Sambar is an emotion. That’s the easiest way to put it. Each state, especially in the southern part of India, boasts about their flavorful Sambar and it’s always a debate when it comes to ‘Which Sambar is the best’. The flavours are so unique, passing each state, it gives a different flavour to the meal. What makes it unique is the masala being used and the ingredients and quantity used in the masala.
Origin of Sambar
Sambar is a popular South Indian dish that is believed to have originated in the southern region of India, particularly in the state of Tamil Nadu and the state of Kerala. Its history is closely tied to the rich culinary traditions of these regions. The exact origin of sambar is somewhat debated, but it is widely believed to have been developed by the Marathas (a community from western India) who settled in the southern regions of India during the 17th century. These settlers adapted to the local cuisine and ingredients, incorporating toor dal (pigeon pea lentils) and a variety of vegetables to create a unique dish, which eventually became known as sambar. The name "sambar" is thought to have originated from the Tamil word "champaaram" or "champu," which referred to a mixture or combination of various ingredients. Over time, this term evolved into "sambar," reflecting the essence of the dish.

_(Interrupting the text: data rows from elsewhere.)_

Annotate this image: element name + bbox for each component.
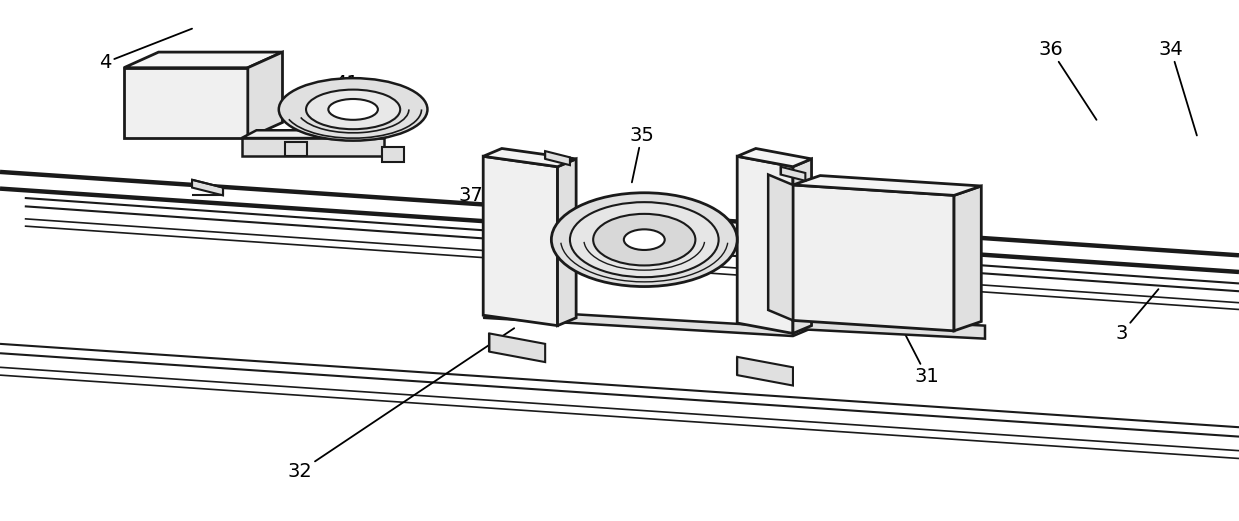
Polygon shape — [781, 315, 985, 339]
Polygon shape — [192, 180, 223, 195]
Polygon shape — [242, 130, 399, 138]
Ellipse shape — [623, 229, 664, 250]
Polygon shape — [737, 148, 812, 167]
Text: 31: 31 — [886, 297, 939, 386]
Polygon shape — [248, 52, 282, 138]
Ellipse shape — [551, 193, 737, 287]
Circle shape — [306, 90, 400, 129]
Polygon shape — [545, 151, 570, 165]
Text: 35: 35 — [629, 126, 654, 182]
Polygon shape — [793, 159, 812, 333]
Polygon shape — [904, 210, 939, 228]
Polygon shape — [483, 310, 812, 336]
Polygon shape — [483, 156, 558, 326]
Polygon shape — [242, 138, 384, 156]
Polygon shape — [793, 185, 954, 331]
Polygon shape — [483, 148, 576, 167]
Polygon shape — [124, 68, 248, 138]
Polygon shape — [558, 159, 576, 326]
Text: 34: 34 — [1158, 40, 1197, 135]
Polygon shape — [382, 147, 404, 162]
Text: 37: 37 — [458, 159, 514, 205]
Polygon shape — [954, 186, 981, 331]
Circle shape — [328, 99, 378, 120]
Text: 41: 41 — [335, 74, 366, 109]
Ellipse shape — [570, 202, 719, 277]
Polygon shape — [768, 175, 793, 320]
Polygon shape — [489, 333, 545, 362]
Text: 32: 32 — [287, 328, 514, 481]
Text: 36: 36 — [1038, 40, 1097, 120]
Ellipse shape — [593, 214, 695, 265]
Circle shape — [279, 78, 427, 141]
Polygon shape — [124, 52, 282, 68]
Text: 4: 4 — [99, 29, 192, 72]
Polygon shape — [793, 176, 981, 195]
Polygon shape — [737, 156, 793, 333]
Polygon shape — [285, 142, 307, 156]
Text: 3: 3 — [1115, 289, 1158, 343]
Polygon shape — [781, 167, 805, 181]
Polygon shape — [737, 357, 793, 386]
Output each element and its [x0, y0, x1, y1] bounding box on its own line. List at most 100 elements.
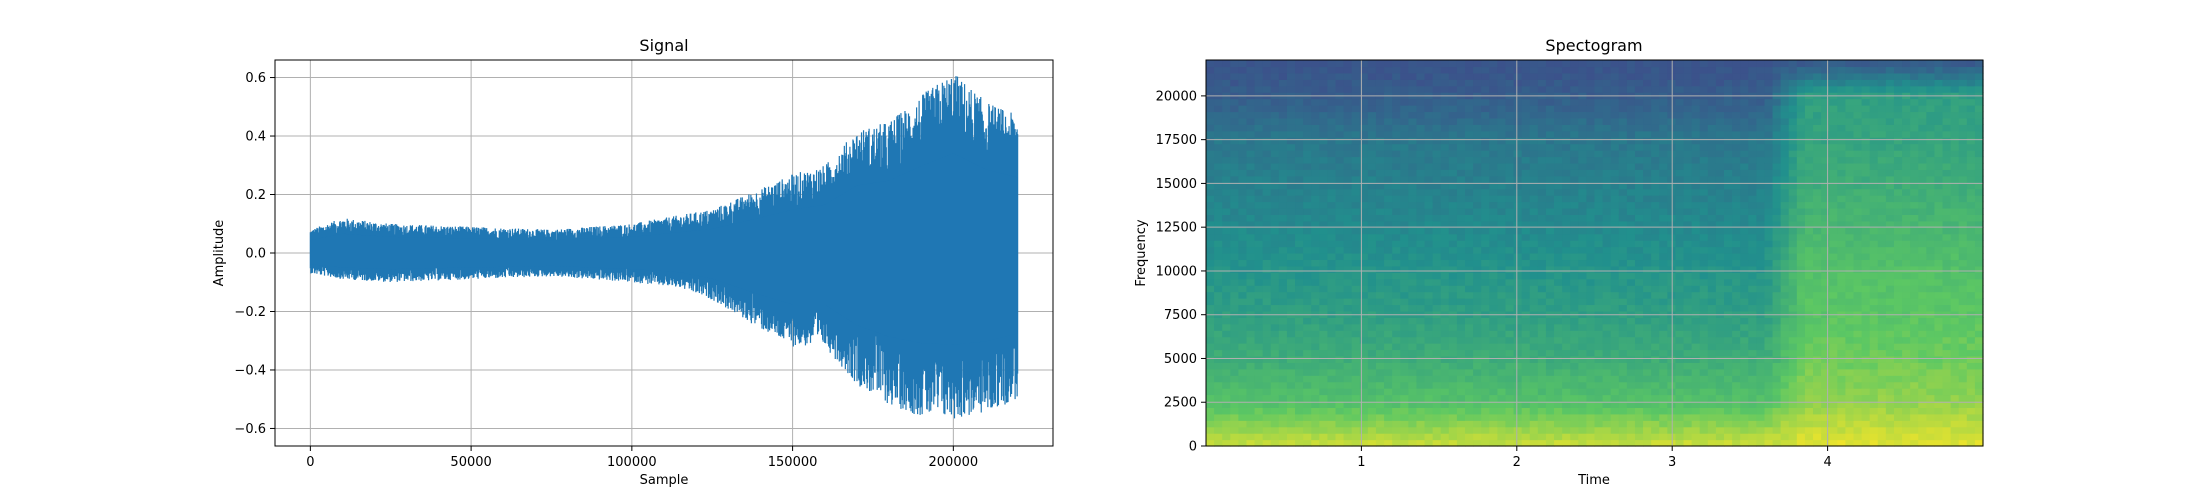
spectrogram-cell	[1432, 265, 1442, 273]
spectrogram-cell	[1400, 150, 1409, 158]
spectrogram-cell	[1222, 98, 1231, 106]
spectrogram-cell	[1230, 265, 1239, 273]
spectrogram-cell	[1821, 253, 1830, 261]
spectrogram-cell	[1246, 323, 1256, 331]
spectrogram-cell	[1497, 368, 1507, 376]
spectrogram-cell	[1683, 323, 1693, 331]
spectrogram-cell	[1456, 298, 1466, 306]
spectrogram-cell	[1715, 214, 1725, 222]
spectrogram-cell	[1626, 214, 1636, 222]
spectrogram-cell	[1796, 265, 1806, 273]
spectrogram-cell	[1756, 220, 1766, 228]
spectrogram-cell	[1432, 98, 1442, 106]
spectrogram-cell	[1303, 60, 1312, 68]
spectrogram-cell	[1392, 60, 1401, 68]
spectrogram-cell	[1222, 439, 1231, 447]
spectrogram-cell	[1319, 433, 1328, 441]
spectrogram-cell	[1772, 72, 1782, 80]
spectrogram-cell	[1230, 246, 1239, 254]
spectrogram-cell	[1262, 368, 1272, 376]
spectrogram-cell	[1384, 207, 1393, 215]
spectrogram-cell	[1715, 175, 1725, 183]
spectrogram-cell	[1626, 420, 1636, 428]
spectrogram-cell	[1570, 182, 1579, 190]
spectrogram-cell	[1853, 355, 1863, 363]
spectrogram-cell	[1270, 433, 1280, 441]
spectrogram-cell	[1343, 207, 1353, 215]
spectrogram-cell	[1691, 285, 1701, 293]
spectrogram-cell	[1222, 426, 1231, 434]
spectrogram-cell	[1732, 381, 1741, 389]
spectrogram-cell	[1634, 317, 1644, 325]
spectrogram-cell	[1505, 439, 1515, 447]
spectrogram-cell	[1465, 240, 1474, 248]
spectrogram-cell	[1392, 214, 1401, 222]
spectrogram-cell	[1278, 105, 1288, 113]
spectrogram-cell	[1400, 182, 1409, 190]
spectrogram-cell	[1505, 111, 1515, 119]
spectrogram-cell	[1505, 355, 1515, 363]
spectrogram-cell	[1594, 323, 1604, 331]
spectrogram-cell	[1594, 330, 1604, 338]
spectrogram-cell	[1392, 79, 1401, 87]
spectrogram-cell	[1545, 285, 1555, 293]
spectrogram-cell	[1715, 381, 1725, 389]
spectrogram-cell	[1262, 105, 1272, 113]
spectrogram-cell	[1804, 98, 1814, 106]
spectrogram-cell	[1610, 240, 1620, 248]
spectrogram-cell	[1675, 240, 1685, 248]
spectrogram-cell	[1254, 394, 1264, 402]
spectrogram-cell	[1675, 117, 1685, 125]
spectrogram-cell	[1408, 433, 1418, 441]
spectrogram-cell	[1748, 117, 1757, 125]
spectrogram-cell	[1643, 130, 1652, 138]
spectrogram-cell	[1586, 426, 1596, 434]
spectrogram-cell	[1586, 169, 1596, 177]
spectrogram-cell	[1667, 362, 1677, 370]
spectrogram-cell	[1691, 265, 1701, 273]
spectrogram-cell	[1618, 278, 1628, 286]
spectrogram-cell	[1740, 233, 1749, 241]
spectrogram-cell	[1222, 375, 1231, 383]
spectrogram-cell	[1465, 413, 1474, 421]
spectrogram-cell	[1626, 355, 1636, 363]
spectrogram-cell	[1497, 433, 1507, 441]
spectrogram-cell	[1821, 60, 1830, 68]
spectrogram-cell	[1295, 265, 1304, 273]
spectrogram-cell	[1214, 317, 1223, 325]
spectrogram-cell	[1610, 259, 1620, 267]
spectrogram-cell	[1626, 79, 1636, 87]
spectrogram-cell	[1473, 162, 1482, 170]
spectrogram-cell	[1448, 240, 1458, 248]
spectrogram-cell	[1537, 343, 1547, 351]
spectrogram-cell	[1529, 60, 1539, 68]
spectrogram-cell	[1416, 259, 1426, 267]
spectrogram-cell	[1295, 162, 1304, 170]
spectrogram-cell	[1392, 111, 1401, 119]
spectrogram-cell	[1327, 388, 1337, 396]
spectrogram-cell	[1724, 278, 1733, 286]
spectrogram-cell	[1796, 188, 1806, 196]
spectrogram-cell	[1473, 156, 1482, 164]
spectrogram-cell	[1400, 188, 1409, 196]
spectrogram-cell	[1562, 298, 1571, 306]
spectrogram-cell	[1724, 285, 1733, 293]
spectrogram-cell	[1440, 169, 1450, 177]
spectrogram-cell	[1270, 85, 1280, 93]
spectrogram-cell	[1699, 343, 1709, 351]
spectrogram-cell	[1804, 426, 1814, 434]
spectrogram-cell	[1756, 188, 1766, 196]
spectrogram-cell	[1861, 349, 1871, 357]
spectrogram-cell	[1456, 362, 1466, 370]
spectrogram-cell	[1448, 407, 1458, 415]
spectrogram-cell	[1367, 156, 1377, 164]
spectrogram-cell	[1375, 368, 1385, 376]
spectrogram-cell	[1618, 188, 1628, 196]
spectrogram-cell	[1465, 426, 1474, 434]
spectrogram-cell	[1246, 111, 1256, 119]
spectrogram-cell	[1602, 336, 1612, 344]
spectrogram-cell	[1610, 253, 1620, 261]
spectrogram-cell	[1408, 272, 1418, 280]
spectrogram-cell	[1691, 355, 1701, 363]
spectrogram-cell	[1408, 349, 1418, 357]
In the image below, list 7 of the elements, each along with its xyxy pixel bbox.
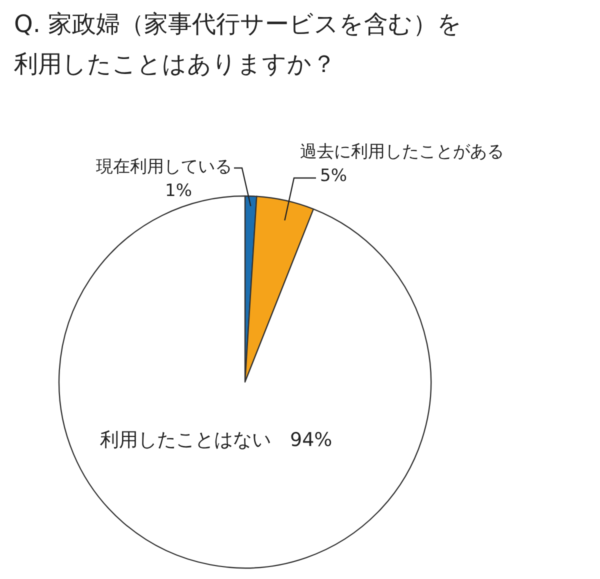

Each state, different taste
Sambar is a popular South Indian dish, and while it shares some common characteristics across the southern states of Kerala, Karnataka, Andhra Pradesh, and Tamil Nadu, there are distinct regional variations in the way it's prepared and its taste.
Kerala sambar often includes grated coconut, which gives it a distinct creamy texture and flavor. It may also feature locally grown vegetables such as yam and drumstick.
Karnataka Sambar or Mysore sambar as it’s called features a unique blend of spices, including fenugreek seeds, grated coconut, and a specific spice mix known as "Mysore sambar powder." Vegetables like brinjal (eggplant) are commonly used in Karnataka Sambar. It's slightly more on the sweeter side.
Andhra Sambar is known for its fiery spiciness. It incorporates a generous number of red chilies and tamarind, resulting in a distinctly hot and tangy flavour. Dried red chilies are ground into a fiery chili paste. The spiciness and tanginess of Andhra Sambar set it apart from other variations.
Tamil Nadu Sambar typically uses a sambar masala that includes spices like coriander, cumin, and red chilies. It is often made with a base of toor dal and tamarind pulp. A wide variety of vegetables are used, with common choices including shallots, drumstick, and brinjal. It has a balanced, savoury flavour profile with a tangy kick from tamarind.
Each state's Sambar reflects the local ingredients, culinary traditions, and flavor preferences. While all versions share the core concept of a lentil-based stew with spices and vegetables, the regional variations make each type of Sambar a unique and delicious experience.
Sambar in the meals
If Sambar is served on the menu, that would be more than enough for a meal. Be it any state, a full course traditional rice meal is incomplete without Sambar. For breakfasts, dosa or idli is a staple in some south Indian states, and sambar is a must to have side with it. Dishes are named after Sambar to speak of its importance such as Sambar vada, Sambar rice, basically vada or rice immersed in sambar. Apart from having as an accompaniment to meals, Sambar is also served as a soup for sambar enthusiasts to savour.
The popularity of Sambar has grown nationwide that it’s not just consumed in the southern states, but also many north Indian states have sambar sometimes with their meals.
Sambar masala, the differentiator
Earlier we spoke about how usage of certain ingredients such as coconut and the locally grown vegetables makes each sambar different. However, a differentiator in taste also credits to the masala used in making the Sambar.
In the olden days, Sambar masala was freshly prepared at home by the elders, and they use the ingredients that are a must have and others to improvise the taste according to how they please. Even now, some prefers preparing them at home, whereas others resort to packed ones available in the market.
Ingredients such as Coriander seeds, dried red chillies, split yellow lentils, split chickpeas, turmeric powder, cumin seeds, black peppercorns, fenugreek seeds, asafoetida, curry leaves are used in the recipe. Dry roast all the ingredients, mix well and grind them together to make a fine powder. Sambar masala is ready. Please note that depending on the place you are in, there would be slight variations to this, which includes deletion or introduction of a few ingredients as well as preparation method. Eventually, it’s a flavorful fine powder, the Sambar masala which is a key ingredient in preparing sambar.
Storing the masala
Transfer the sambar powder to an airtight container. Make sure the container is clean and completely dry to prevent moisture from getting in. Store the container in a cool, dry place, away from direct sunlight. Keep the container tightly sealed when not in use. Exposure to air can cause the spices to lose their flavor more quickly. When scooping out sambar powder, make sure to use dry, clean spoons or measuring utensils to prevent any moisture from being introduced into the container. Properly stored, sambar powder can retain its flavor and potency for several months to a year. Homemade sambar powder without any added preservatives ideally last for 3-4 months.